Sommocolonia, paesino della valle del Serchio, che i tedeschi dominavano dalle trincee della Linea Gotica, fatte scavare ai rastrellati sulle vette delle Apuane. Fu quello il teatro di una sanguinosa battaglia combattuta nella notte tra Natale e Santo Stefano del 1944. I nazisti lanciarono un’offensiva massiccia. A Sommocolonia fino a poche ore prima si era celebrato il Natale, con la messa e i canti. John R. Fox era entrato in una cascina (di cui oggi restano solo delle macerie): era salito al secondo piano, da lì poteva comandare a distanza l’artiglieria indicando via radio la posizione dei tedeschi. Dopo oltre 4 ore di combattimento, Fox si trovò circondato. L’unico modo per fermare i nemici ed evitare un massacro dei suoi era far bombardare la sua posizione. E non esitò: ordinò alla compagnia cannonieri di colpire. Il soldato che ricevette l’ordine rimase di sasso. Rifiutò di eseguire il comando: aprire il fuoco avrebbe voluto dire condannare a morte il suo commilitone. Ma le ultime parole di Fox, prima di chiudere la comunicazione, non lasciarono scelta: Fire it!, sono molti più loro di noi: dategli l’inferno! Glielo dettero, il fuoco: Fox diventò un eroe, sua moglie una vedova, fedele e orgogliosa per tutta la vita.

Fu lei a ritirare la Medal of Honor, nel 1997, dalle mani del presidente Bill Clinton. Fu solo allora, dopo 53 anni, che il suo sacrificio in onore della sua patria che gli negava i diritti e della libertà che in Italia era ancora tutta da costruire fu riconosciuto. “Il motto del 366esimo – dice Pratt – era Labour conquers all things (il lavoro conquista ogni cosa). Lavora duro e poi le cose accadono. Io ci credo. Gli afroamericani sono rimasti fuori dalla storia ufficiale, ma negli ultimi anni stanno condividendo sempre più la propria storia col resto del Paese.

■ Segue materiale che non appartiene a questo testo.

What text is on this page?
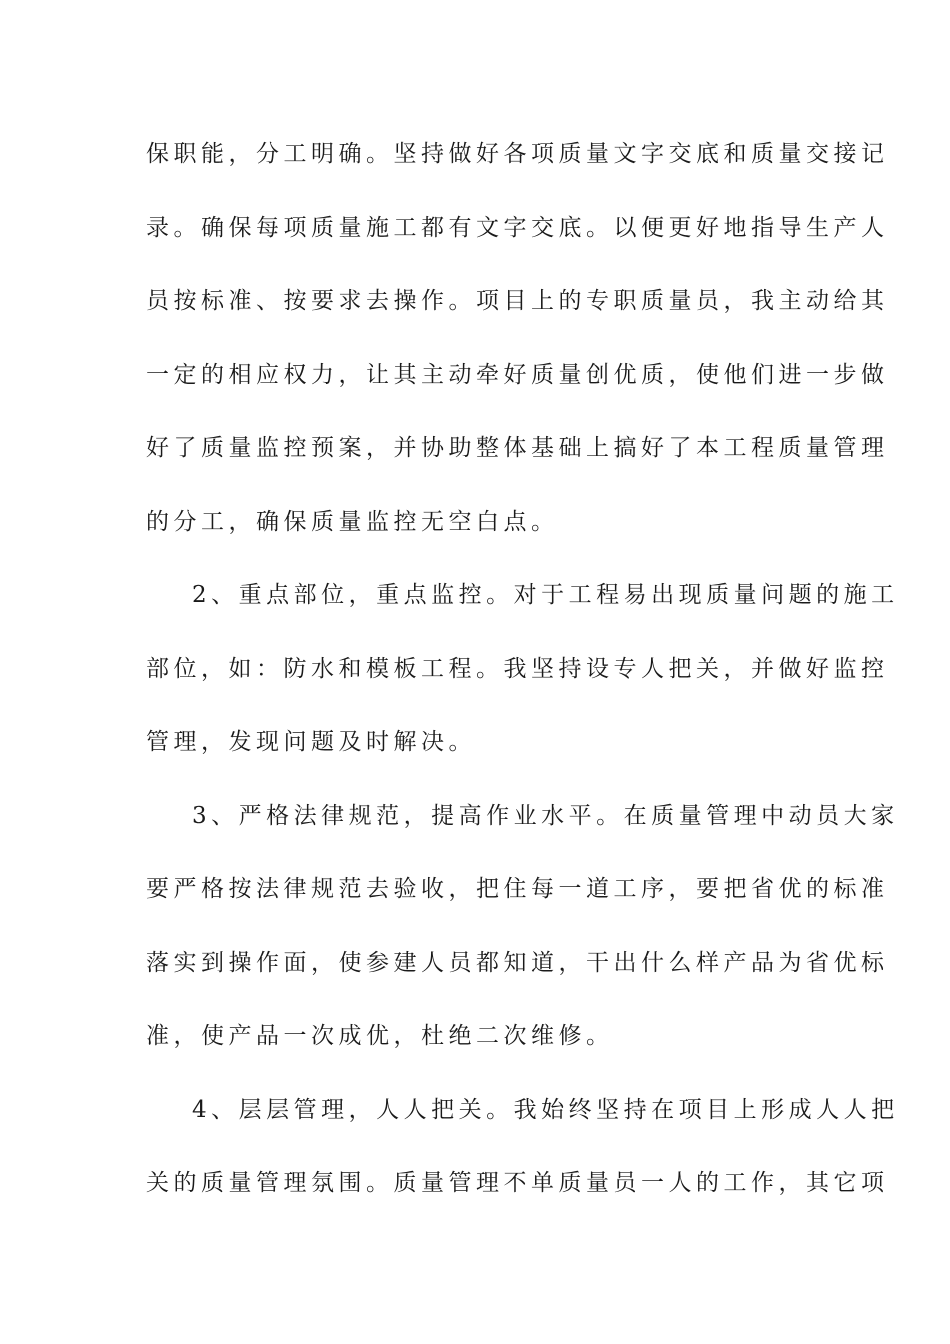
保职能，分工明确。坚持做好各项质量文字交底和质量交接记
录。确保每项质量施工都有文字交底。以便更好地指导生产人
员按标准、按要求去操作。项目上的专职质量员，我主动给其
一定的相应权力，让其主动牵好质量创优质，使他们进一步做
好了质量监控预案，并协助整体基础上搞好了本工程质量管理
的分工，确保质量监控无空白点。
2、重点部位，重点监控。对于工程易出现质量问题的施工
部位，如：防水和模板工程。我坚持设专人把关，并做好监控
管理，发现问题及时解决。
3、严格法律规范，提高作业水平。在质量管理中动员大家
要严格按法律规范去验收，把住每一道工序，要把省优的标准
落实到操作面，使参建人员都知道，干出什么样产品为省优标
准，使产品一次成优，杜绝二次维修。
4、层层管理，人人把关。我始终坚持在项目上形成人人把
关的质量管理氛围。质量管理不单质量员一人的工作，其它项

Molta gente ancora non sa cosa è successo a Selma. Neppure a Sommocolonia, quindi bisogna parlarne e insegnare cosa accadde”.

Prima di partire, James Pratt ha stampato le mappe da Google Earth, ha incrociato le informazioni ottenute con gli avvenimenti descritti nelle lettere, datate 1945, che i sopravvissuti mandavano alle famiglie dei compagni caduti. Per localizzare i punti esatti dove posare i fiori, ha confrontato i paesaggi di oggi con le foto di ieri. Come quella di un corpo senza nome, il logo della Quinta armata cucito sulla spalla, riverso per terra sul ciglio di un tornante. “E’ uno scatto rarissimo. Dopo l’Africa, il governo americano vietò di pubblicare foto dei cadaveri dei soldati, spaventava l’opinione pubblica. Non se ne trovano” spiega il professore in pensione mentre omaggia il soldato senza nome. Un altro mazzo lo lascia fuori Barga, in un campo. “Questi sono per il sergente Lawrence D. Boozer, caduto qui a 21 anni. Li porto per conto dei suoi due nipoti, Lawrence e Sally McClain” pronuncia con una certa solennità. Ad ascoltarlo, un gregge di pecore, la moglie Mildred e il figlio, Charles, stesso nome del nonno, scomparso nel 1989, un anno prima che nascesse. Il vecchio Pratt non era come i neri della 92esima divisione che liberò la Versilia, quelli ritratti da Spike Lee in Miracolo a Sant’Anna, in gran parte analfabeti. Faceva l’avvocato, era istruito come molti suoi compagni. Il reggimento 366 fu un esperimento del governo per capire se anche i neri fossero in grado di combinare qualcosa. Solo nel 366 potevano diventare ufficiali. Comandando altri neri. Mai dei bianchi.